Quando comprei a casa onde moro há mais de 50 anos, ela tinha uma latada de uvas no fundo do lote, um pé de abacate, um pé de manga sapatinho e terra, muita terra no restante do terreno. Arranquei a latada de uvas, mudei o pé de manga para o fim do terreno e fiz umas mil melhorias. Atualmente, sou cercada de verde, tenho frutas variadas, como goiaba, uma ou outra laranja, muito abacate e, glória das glórias, cinco pés de jabuticaba, três deles frutificando. Uma das minhas trepadeiras, que dá na entrada e nos fundos da casa, congeia, chama a atenção. E as orquídeas, que este ano não deram muitas flores, mas estão praticamente em todas as árvores.
O resultado de tanto verde é uma profusão de pássaros voando de lá pra cá o tempo todo. O casal de joão-de-barro é muito grande e ainda não descobri até hoje onde é que eles fizeram o ninho. Volta e meia recebo a visita de uma manada de macaquinhos, que trato com muita banana, que recebem quase na boca, e de tucanos que colorem o entorno da varanda. As pombas são verdadeiras, e meu sobrinho que é médico já me mandou várias vezes acabar com elas, porque dão uma doença muito grave. Como não deram até hoje, acredito que não vão dar mais.
Os passarinhos se dão tão bem com o ambiente e respeitam quem circula pelo jardim; às vezes acredito que eles vão pousar no meu ombro, de tão perto chegam. Eles devem sentir um fluido bom, porque, mesmo com essa chuvarada, estão firmes. Fechei há anos a chaminé da lareira, porque as andorinhas cismaram de fazer seu ninho na sua boca de saída de fumaça. Não entendi muito bem quando apareciam filhotes caindo na minha sala, com a maior falta de cerimônia, até que descobri o truque. Resultado: nunca mais botei fogo na lareira, para não acabar com as andorinhas. No último Natal, montei o grupo de cantores no lugar que normalmente a lenha é colocada para ser acesa. O resultado foi que todas as figuras, quando foram retiradas, estavam cobertas de cocô de passarinho.

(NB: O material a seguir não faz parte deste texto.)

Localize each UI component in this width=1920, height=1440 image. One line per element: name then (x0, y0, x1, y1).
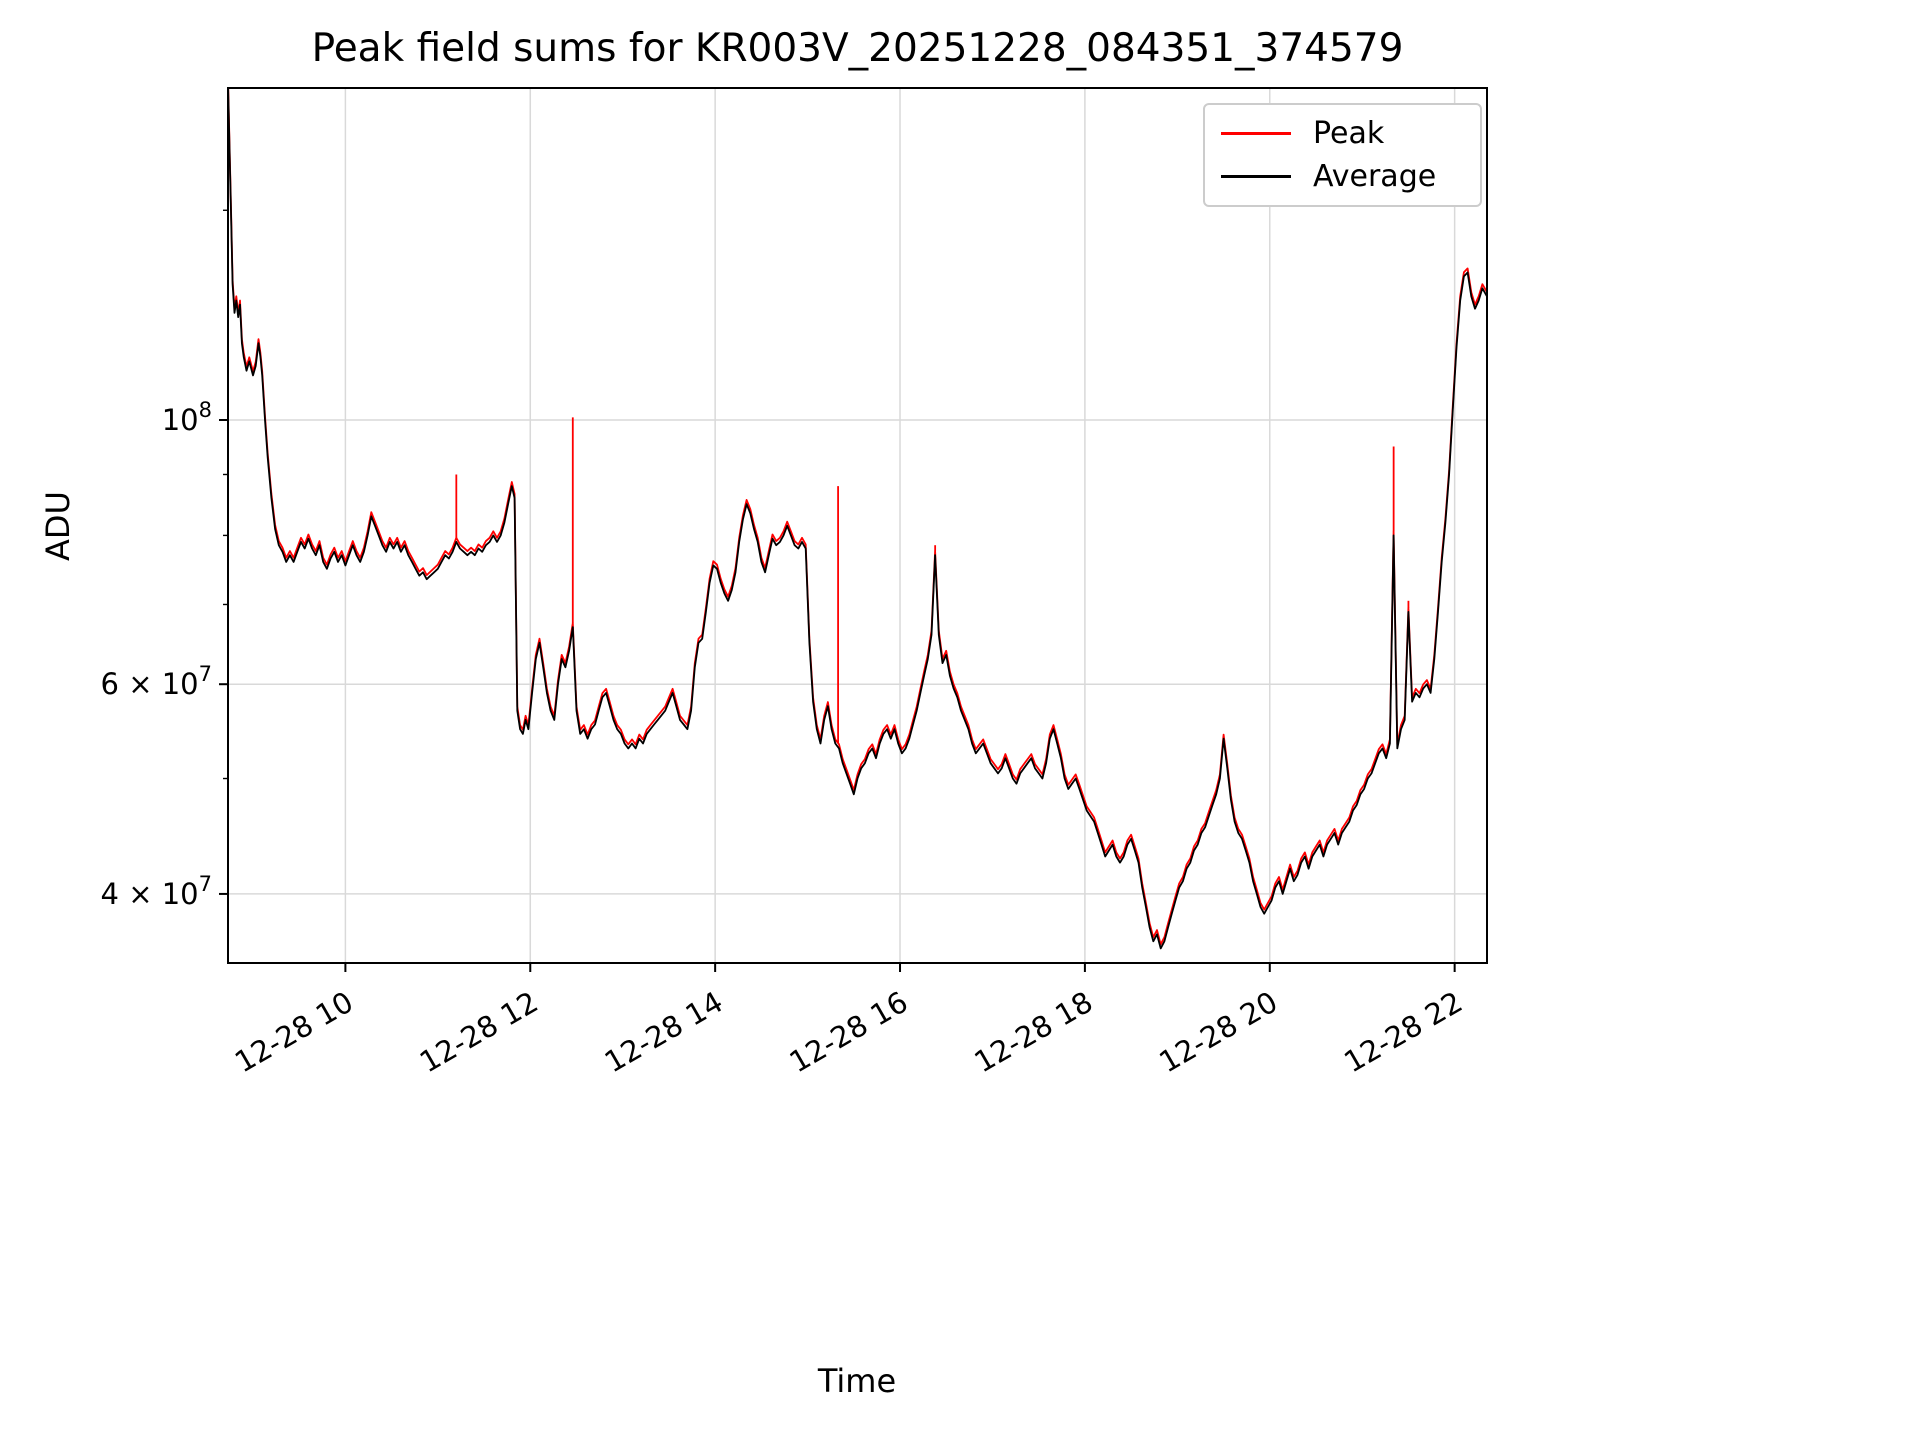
series-group (228, 88, 1487, 950)
y-tick-label: 108 (162, 398, 212, 437)
x-tick-label: 12-28 12 (414, 985, 544, 1080)
x-tick-label: 12-28 14 (599, 985, 729, 1080)
y-tick-label: 4 × 107 (101, 872, 212, 911)
average-series-line (228, 88, 1487, 950)
peak-line-swatch (1221, 132, 1291, 135)
legend: Peak Average (1203, 103, 1482, 207)
average-line-swatch (1221, 175, 1291, 178)
y-tick-label: 6 × 107 (101, 662, 212, 701)
tick-labels: 12-28 10 12-28 12 12-28 14 12-28 16 12-28 18… (101, 398, 1469, 1079)
grid-lines (228, 88, 1487, 963)
x-tick-label: 12-28 22 (1338, 985, 1468, 1080)
chart-title: Peak field sums for KR003V_20251228_0843… (311, 26, 1404, 71)
y-axis-label: ADU (39, 491, 77, 561)
peak-series-line (228, 88, 1487, 946)
tick-marks (219, 209, 1456, 972)
legend-label-average: Average (1313, 159, 1437, 194)
x-tick-label: 12-28 20 (1153, 985, 1283, 1080)
x-tick-label: 12-28 10 (229, 985, 359, 1080)
legend-item-peak: Peak (1221, 117, 1480, 150)
axes-spines (227, 87, 1488, 964)
x-tick-label: 12-28 16 (784, 985, 914, 1080)
legend-item-average: Average (1221, 160, 1480, 193)
legend-label-peak: Peak (1313, 116, 1385, 151)
x-tick-label: 12-28 18 (968, 985, 1098, 1080)
x-axis-label: Time (817, 1362, 897, 1400)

Mas o caso mais lendário dessa passarada que felizmente vive em minha casa é o do sabiá. Quando coloquei janelas com vidro em torno da área social, notei, uma certa manhã, o passarinho bicando o vidro. Avaliei que ele estivesse vendo sua figura refletida ali. Espantei ele de lá, mas não adiantou nada. Ele passou a ir toda manhã bater seu bico no vidro. Ia e voltava, sem desistir. Até que resolvi abrir a janela para ver o que acontecia. O sabiá tratou logo de entrar para a minha sala e ficar lá, bem apoiado onde encontrasse encosto. Fez isso por semanas e semanas, deixando, é claro, seu rastro de cocô por onde quer que passasse. Como não desistia, fui ao Mercado Central e comprei uma gaiola bem grande para colocar o sabiá.

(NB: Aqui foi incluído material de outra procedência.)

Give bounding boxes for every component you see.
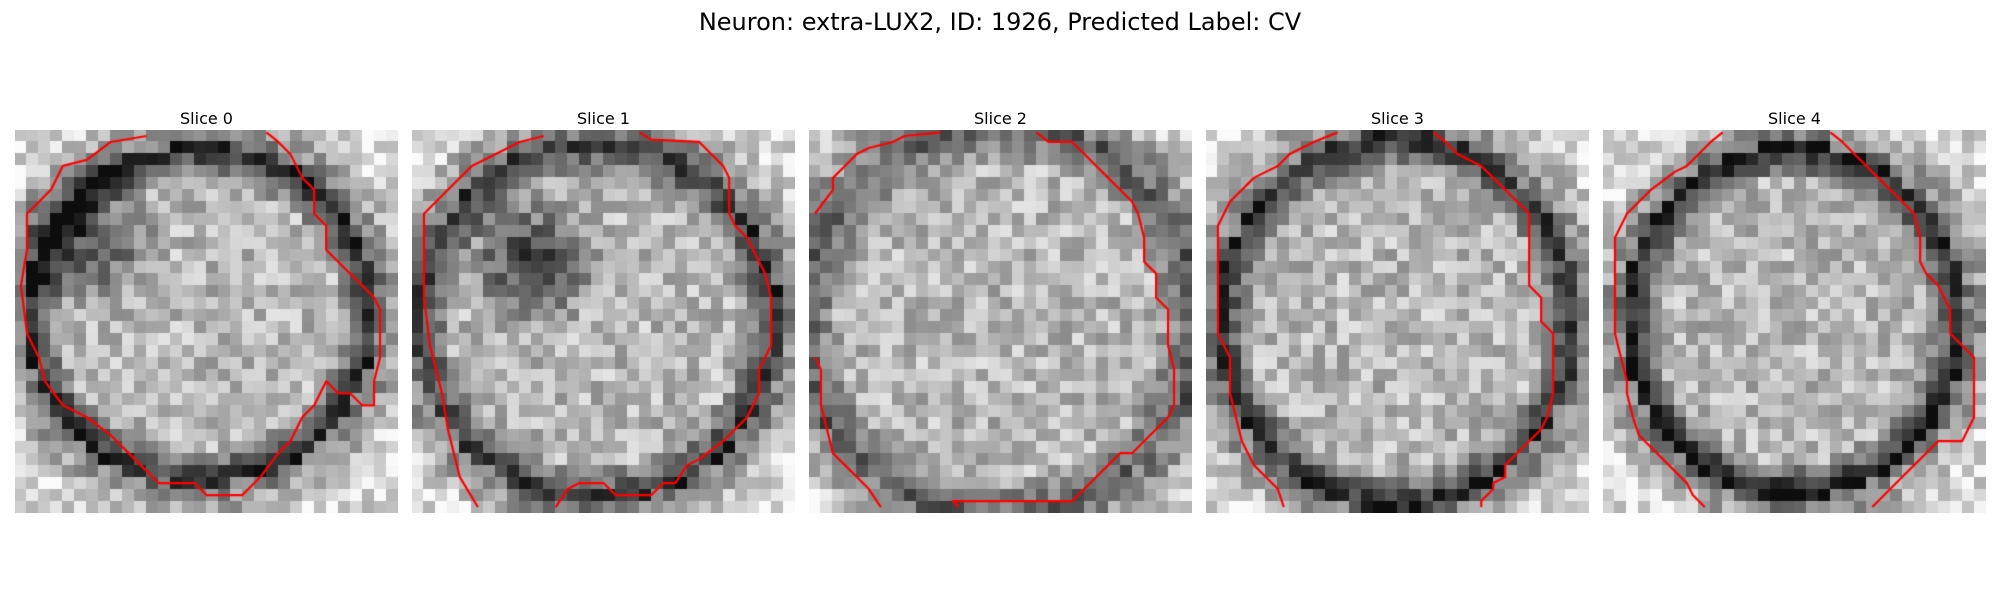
slice-image-2	[809, 130, 1192, 513]
slice-panel-1: Slice 1	[412, 108, 795, 513]
slice-panel-3: Slice 3	[1206, 108, 1589, 513]
slice-image-4	[1603, 130, 1986, 513]
slice-title-0: Slice 0	[180, 109, 233, 128]
slice-title-1: Slice 1	[577, 109, 630, 128]
slice-title-4: Slice 4	[1768, 109, 1821, 128]
slice-title-3: Slice 3	[1371, 109, 1424, 128]
slice-panel-2: Slice 2	[809, 108, 1192, 513]
slice-panel-4: Slice 4	[1603, 108, 1986, 513]
slice-image-3	[1206, 130, 1589, 513]
slice-image-0	[15, 130, 398, 513]
slice-panel-0: Slice 0	[15, 108, 398, 513]
figure-title: Neuron: extra-LUX2, ID: 1926, Predicted …	[698, 8, 1302, 36]
slice-image-1	[412, 130, 795, 513]
slice-title-2: Slice 2	[974, 109, 1027, 128]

Parece que ele gostou e se acostumou, porque ficou morando lá numa boa. Com ração, água e fruta à vontade. A graça é que, para ir para a gaiola, peguei ele com minha mão, como se fosse um pinto. Convivemos assim durante muito tempo, até que saí de férias e minhas empregadas, que eram ótimas, minhas amigas sinceras (ficaram comigo mais de 40 anos, até morrer), cuidavam do sabiá com todo carinho. Quando voltei, apesar de todo carinho e tratamento, o sabiá tinha morrido. E foi enterrado no jardim, com todo desvelo. Para minha vaidade pessoal, acredito que ele morreu foi de saudade – mas ele deve ter morrido mesmo é de idade.